Under the agreement for use of the commercial 3D printer on the ISS, Made In Space will own the machine, and NASA will be a customer paying to use it. “We want commercial companies to make the things we need,” Werkheiser says.

However, she says NASA will be far from the only customer. “It’s actually a business in space.”

Much like NanoRacks, the company that built and owns 36 modular laboratories aboard the ISS and counts NASA and a host of other entities, including universities, foreign space agencies, and private companies, among its paying customers (Spinoff 2012), Made In Space expects broad appeal to the idea of manufacturing products in space. Indeed, NanoRacks’ chief technology officer has been an advisor to the Made In Space team, and the final printer will be located with the NanoRacks equipment in the station’s US lab.

Made In Space’s prototype for a space-ready 3D printer is shown with some of the products the final model might produce aboard the International Space Station.

With the ability to upload design specifications to the printer from Earth, customers “can essentially email their hardware to space,” Lowery says.
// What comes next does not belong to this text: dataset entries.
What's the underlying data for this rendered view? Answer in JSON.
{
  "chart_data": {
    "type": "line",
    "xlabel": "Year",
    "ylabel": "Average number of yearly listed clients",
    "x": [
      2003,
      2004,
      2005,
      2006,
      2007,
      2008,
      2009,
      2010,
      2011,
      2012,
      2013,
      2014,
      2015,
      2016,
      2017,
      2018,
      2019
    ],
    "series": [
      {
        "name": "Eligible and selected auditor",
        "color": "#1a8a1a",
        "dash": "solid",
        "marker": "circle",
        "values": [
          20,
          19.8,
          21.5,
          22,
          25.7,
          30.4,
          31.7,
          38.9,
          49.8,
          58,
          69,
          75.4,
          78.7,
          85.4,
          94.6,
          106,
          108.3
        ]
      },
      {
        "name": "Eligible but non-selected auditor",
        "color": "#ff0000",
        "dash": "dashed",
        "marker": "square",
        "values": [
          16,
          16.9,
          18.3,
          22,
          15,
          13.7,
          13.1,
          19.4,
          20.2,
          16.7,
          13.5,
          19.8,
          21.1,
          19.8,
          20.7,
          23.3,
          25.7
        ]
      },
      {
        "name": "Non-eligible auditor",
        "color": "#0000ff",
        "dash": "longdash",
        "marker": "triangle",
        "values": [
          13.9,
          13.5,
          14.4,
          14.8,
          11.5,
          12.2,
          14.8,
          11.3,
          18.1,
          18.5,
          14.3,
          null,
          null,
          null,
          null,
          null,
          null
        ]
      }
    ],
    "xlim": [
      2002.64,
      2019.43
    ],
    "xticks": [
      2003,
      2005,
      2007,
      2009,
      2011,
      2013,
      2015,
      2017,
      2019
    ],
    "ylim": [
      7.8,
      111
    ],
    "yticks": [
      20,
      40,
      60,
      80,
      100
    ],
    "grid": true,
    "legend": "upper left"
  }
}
“We’re just trying to wake people up to the range of possibilities that exist because of this capability,” he says, adding that even the company isn’t sure exactly how wide that scope might turn out to be, in terms of commercial and research possibilities.

Lowery says Made In Space has already spoken with a number of companies, universities, government agencies, and even artists who are interested in the ability to easily create objects in space and even launch them into low orbit from the ISS.

A major application of the technology, as Lowery sees it, will be the creation and deployment of nanosatellites—little shells around four inches in diameter that can carry any number of technologies or experiments. “You could print the satellite in a matter of hours, slip an electronics board into it, toss it outside the space station, and you’ve got a satellite,” he says.

NanoRacks already has a system for nanosatellite deployment from the space station and has flown scores of the little packages into space on various rocket launches. NASA’s CubeSat Launch Initiative has helped to find room in rocket payloads for nanosatellites being used by a variety of entities for research and educational purposes.

The company’s 3D printer could drastically alter the CubeSat initiative. While the satellites’ cargo often would still have to be physically transported into space, payload logistics and size limits would present far fewer constraints.

Werkheiser notes that nanosatellites are already being made with 3D printing on the ground and are becoming widely used for defense, communications, education, research, and other applications. “I really think it’s going to be a big business,” she says.

She says the technology will also find uses on Earth, and military services have already expressed interest in a 3D printer capable of micro-precision in its output, ruggedized to withstand physical hardship, and built to meet the highest safety ratings. A durable, reliable 3D printer would be especially useful in a submarine, in the desert or “anyplace where you’re in a remote area and you’re dependent on the parts you have with you,” Werkheiser says.

She says this technology, which will make remote areas more habitable on Earth and in space, for astronauts and for others, and this partnership are prime examples of what can come from cooperation between NASA and the business community. “The SBIR process has been excellent for leveraging the capabilities of small companies to meet NASA’s objectives, and we can’t wait to see what comes next.”